Art. 60 of Decree-Law No. 360 establishes that computer systems in which access is possible by multiple users should implement a personal and unique user identifier. The article adds that the people to whom user identifiers are assigned are responsible for the actions realised with their user identifier. In the event of termination of the employment relationship or other causes determined by the entity managing the computer system, the user identifier should be eliminated. In all cases, the the traces of use of the access credentials should be preserved for a period of no less than one year.

A basic legal framework on intermediary liability beyond copyright infringement is absent in Cuba's law and jurisprudence.

According to Art. 110.1 (Chapter II ) of the Decree Law No. 389 of 2019, the authorities can carry out electronic surveillance without prior judicial approval and use the information obtained in criminal cases.
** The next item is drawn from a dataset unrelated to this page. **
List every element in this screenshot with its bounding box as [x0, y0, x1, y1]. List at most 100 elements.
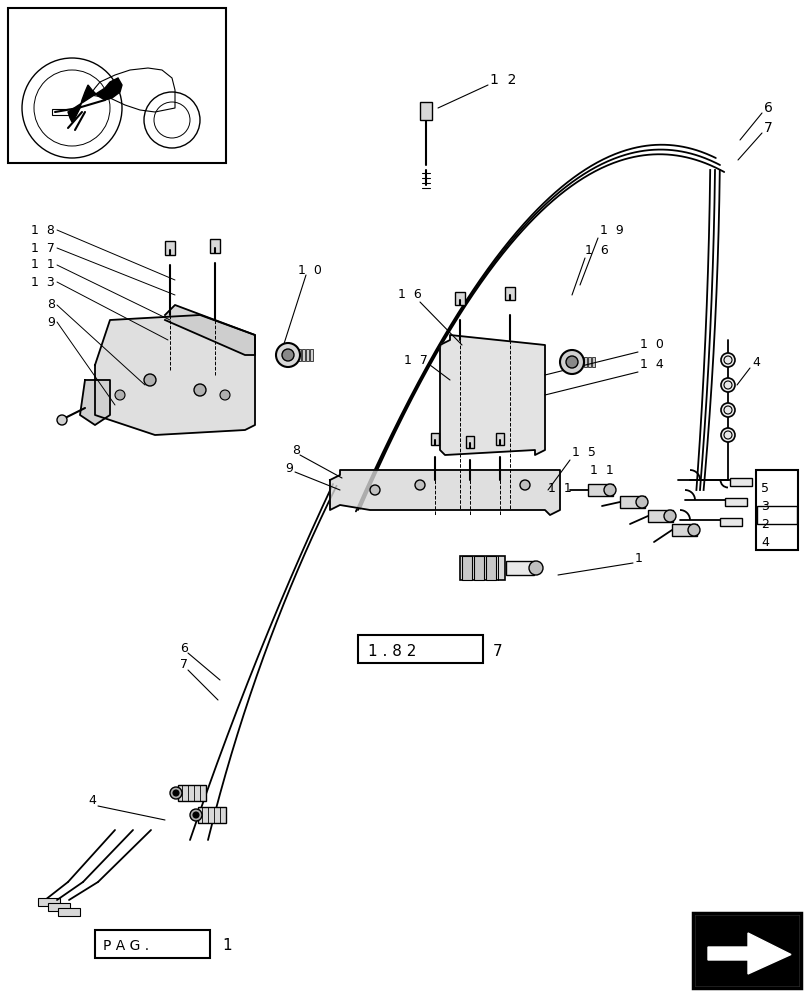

A basic legal framework on intermediary liability for copyright infringement is absent in Cuba's law and jurisprudence.

In Cuba, Law 149/2022 regulates the protection of personal data, consolidating the right to privacy provided under Art. 97 of the Constitution of the Republic of Cuba. The Law applies to public and private bodies, introduces the concepts of data owners, with specific rights, as well as responsible persons, and designated persons. Processing of personal data in Cuba is underpinned by 12 personal data protection principles which must be complied with in any such activities. Interestingly, the Law details an extensive definition for personal data and requires the establishment of a data retention regime and even specifies a statutory retention period of five years, if it is not otherwise stated by law for a category of record. Although the Law does not establish a new data protection authority, the Ministry of Justice (MINJUS) is tasked with ensuring compliance and various public bodies are permitted to authorise cross-border transfers of personal data.